Calling the $700-billion financial bailout "extortion," Rep. Ginny Brown-Waite of Brooksville bucked her party leadership and joined dozens of other rank-and-file Republicans on Monday to reject the much-hyped rescue plan.
"Make no mistake, a vote for this bailout is a vote to ratify business as usual in Washington," Brown-Waite said from the House floor moments before the vote. "The compromise was crafted — including some of the same people who brought us this mess — except this time we have a gun to our head.
"This isn't legislation. This is extortion."
The plan — which would have given sweeping authority to the Treasury secretary to buy bad debt from ailing financial institutions — lost 228-205.
The defeat prompted the Dow Jones Industrial Average to plummet 777 points, or 7 percent, the largest single-day point drop in history.
In a brief interview after the vote, Brown-Waite blamed the current economic crisis on "a lack of enforcement of existing regulation" and specifically singled out top Bush administration officials.
She voted against the bill, she said, because it took the wrong approach by increasing the national debt ceiling to $11.3-trillion from $10-trillion and allowing the treasury to buy troubled U.S. assets from foreign banks.
Citing recent federally assisted bank mergers, such as Citigroup's acquisition of Wachovia, Brown-Waite said she wanted the Federal Deposit Insurance Corp. to play a greater role.
"There is a system in place to resolve banking problems," she said.
Another solution is to get rid of the capital gains tax on profits, she suggested.
Brown-Waite could not be reached later in the day to comment on the financial market's sharp decline, but a spokesman said the drop didn't change her thinking.
"It's not the cataclysmic end of the world scenario" that some predicted, Charlie Keller said.
The high-stakes vote came on the eve of an election, and members of Congress couldn't help but keep one eye looking toward November.
With her vote, Brown-Waite stuck with the prevailing wind of her constituents' wishes, as measured by calls to her office. Keller said hundreds have called in the 11 days since the plan was first announced, with nearly all voicing opposition to the bailout.
Her political challenger in the Nov. 4 election, in a rare moment of agreement, took a similar stance on the bailout proposal.
Democrat John Russell of Dade City said he opposed the plan because there were too many unanswered questions.
"There is a question as to whether it will be effective," he said. "People want to see their neighbors helped, not these clowns on Wall Street."

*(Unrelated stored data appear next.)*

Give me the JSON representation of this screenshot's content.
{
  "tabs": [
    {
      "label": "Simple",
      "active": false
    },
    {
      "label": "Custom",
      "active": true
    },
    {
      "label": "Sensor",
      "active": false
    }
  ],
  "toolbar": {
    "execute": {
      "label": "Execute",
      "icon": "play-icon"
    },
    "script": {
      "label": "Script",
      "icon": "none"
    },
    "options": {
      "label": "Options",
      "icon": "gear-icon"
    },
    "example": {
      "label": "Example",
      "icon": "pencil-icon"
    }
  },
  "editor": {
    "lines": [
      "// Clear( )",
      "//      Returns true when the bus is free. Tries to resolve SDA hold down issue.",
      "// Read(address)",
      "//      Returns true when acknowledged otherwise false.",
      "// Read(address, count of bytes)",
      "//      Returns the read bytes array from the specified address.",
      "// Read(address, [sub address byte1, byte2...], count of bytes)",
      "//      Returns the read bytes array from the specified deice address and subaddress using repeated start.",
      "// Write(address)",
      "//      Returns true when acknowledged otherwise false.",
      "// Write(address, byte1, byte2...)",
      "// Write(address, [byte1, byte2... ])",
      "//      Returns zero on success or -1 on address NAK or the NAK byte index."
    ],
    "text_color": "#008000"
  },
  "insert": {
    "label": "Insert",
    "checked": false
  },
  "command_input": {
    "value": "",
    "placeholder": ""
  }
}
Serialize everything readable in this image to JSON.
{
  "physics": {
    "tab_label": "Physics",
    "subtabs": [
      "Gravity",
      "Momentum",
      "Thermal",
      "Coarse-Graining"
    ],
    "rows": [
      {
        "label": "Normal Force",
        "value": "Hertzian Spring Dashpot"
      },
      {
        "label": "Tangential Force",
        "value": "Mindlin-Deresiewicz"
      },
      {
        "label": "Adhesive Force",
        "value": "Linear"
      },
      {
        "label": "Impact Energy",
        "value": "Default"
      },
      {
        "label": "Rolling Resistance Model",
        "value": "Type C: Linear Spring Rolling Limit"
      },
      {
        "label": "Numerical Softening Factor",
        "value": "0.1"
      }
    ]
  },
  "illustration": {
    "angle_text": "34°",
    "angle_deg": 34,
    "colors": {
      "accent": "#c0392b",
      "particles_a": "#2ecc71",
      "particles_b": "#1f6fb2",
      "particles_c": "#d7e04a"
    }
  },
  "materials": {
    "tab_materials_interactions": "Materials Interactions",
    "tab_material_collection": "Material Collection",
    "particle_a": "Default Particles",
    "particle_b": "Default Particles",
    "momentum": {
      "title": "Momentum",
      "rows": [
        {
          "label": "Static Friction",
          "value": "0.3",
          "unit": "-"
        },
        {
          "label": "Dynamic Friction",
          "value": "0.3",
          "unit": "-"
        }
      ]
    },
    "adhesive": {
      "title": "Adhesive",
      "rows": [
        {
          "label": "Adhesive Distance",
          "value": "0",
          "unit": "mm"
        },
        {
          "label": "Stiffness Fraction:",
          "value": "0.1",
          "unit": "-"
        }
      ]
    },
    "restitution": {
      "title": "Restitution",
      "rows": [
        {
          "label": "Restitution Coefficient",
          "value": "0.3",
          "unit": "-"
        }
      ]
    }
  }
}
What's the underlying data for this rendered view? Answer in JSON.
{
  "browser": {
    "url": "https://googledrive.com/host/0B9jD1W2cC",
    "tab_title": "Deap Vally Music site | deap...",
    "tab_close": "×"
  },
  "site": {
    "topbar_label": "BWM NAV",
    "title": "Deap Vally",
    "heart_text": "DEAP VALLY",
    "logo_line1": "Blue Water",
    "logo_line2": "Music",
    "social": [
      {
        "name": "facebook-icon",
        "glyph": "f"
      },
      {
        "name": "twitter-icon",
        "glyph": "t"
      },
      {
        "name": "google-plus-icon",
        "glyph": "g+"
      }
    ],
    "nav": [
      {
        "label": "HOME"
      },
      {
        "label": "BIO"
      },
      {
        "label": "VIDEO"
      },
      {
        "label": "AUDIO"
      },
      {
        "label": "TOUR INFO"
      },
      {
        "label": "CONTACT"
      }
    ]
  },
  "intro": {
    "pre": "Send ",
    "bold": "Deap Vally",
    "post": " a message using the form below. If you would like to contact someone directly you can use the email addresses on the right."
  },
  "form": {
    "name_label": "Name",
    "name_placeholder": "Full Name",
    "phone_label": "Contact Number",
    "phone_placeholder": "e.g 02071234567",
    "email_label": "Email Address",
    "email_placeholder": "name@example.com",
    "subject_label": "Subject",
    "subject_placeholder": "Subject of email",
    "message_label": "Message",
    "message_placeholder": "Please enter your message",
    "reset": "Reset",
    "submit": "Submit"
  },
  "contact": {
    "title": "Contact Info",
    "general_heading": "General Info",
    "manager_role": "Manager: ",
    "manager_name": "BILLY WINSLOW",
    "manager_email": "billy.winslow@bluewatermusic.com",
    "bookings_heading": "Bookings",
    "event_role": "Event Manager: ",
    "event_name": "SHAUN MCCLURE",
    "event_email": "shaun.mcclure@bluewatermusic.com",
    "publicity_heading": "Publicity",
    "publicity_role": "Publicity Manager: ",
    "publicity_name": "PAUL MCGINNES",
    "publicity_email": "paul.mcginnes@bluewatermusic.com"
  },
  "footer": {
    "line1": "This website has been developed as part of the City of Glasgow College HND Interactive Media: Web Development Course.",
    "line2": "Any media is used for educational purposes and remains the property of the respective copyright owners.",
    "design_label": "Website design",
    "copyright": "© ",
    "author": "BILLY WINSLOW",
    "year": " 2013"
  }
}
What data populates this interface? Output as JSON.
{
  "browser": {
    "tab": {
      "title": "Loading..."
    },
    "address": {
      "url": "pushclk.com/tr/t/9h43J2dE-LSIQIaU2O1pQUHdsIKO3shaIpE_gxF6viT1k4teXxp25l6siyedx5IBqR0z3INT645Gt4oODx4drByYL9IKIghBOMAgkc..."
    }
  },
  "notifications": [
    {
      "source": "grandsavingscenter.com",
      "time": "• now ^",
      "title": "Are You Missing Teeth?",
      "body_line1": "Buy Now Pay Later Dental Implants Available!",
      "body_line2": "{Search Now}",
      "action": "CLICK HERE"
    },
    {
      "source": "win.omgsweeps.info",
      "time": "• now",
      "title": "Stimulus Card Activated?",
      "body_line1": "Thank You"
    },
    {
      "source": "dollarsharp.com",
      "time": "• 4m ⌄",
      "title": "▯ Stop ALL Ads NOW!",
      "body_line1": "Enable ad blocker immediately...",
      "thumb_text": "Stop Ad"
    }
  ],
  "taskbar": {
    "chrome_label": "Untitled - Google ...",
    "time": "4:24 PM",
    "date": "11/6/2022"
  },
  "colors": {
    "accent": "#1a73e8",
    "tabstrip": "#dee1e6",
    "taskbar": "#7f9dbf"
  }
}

Like Brown-Waite, Russell blamed lack of regulation, criticized the rushed nature of the legislation, and suggested foreign banks shouldn't get help.
Russell went further, though, by suggesting that bankruptcy judges should have the ability to renegotiate mortgage loans. He also wants to see criminal investigations of those at the center of the crisis. "No one is being held accountable for this," he said.
This talk, and the vote in Washington, is all politics in the mind of Charles Gordon, a Republican who lives in the Brookridge community. He supported the bailout because "it's worse to do nothing."
"I believe they have to take action," he said, noting the stock market's reaction. "Whether this is (the solution) or not, they have to do something."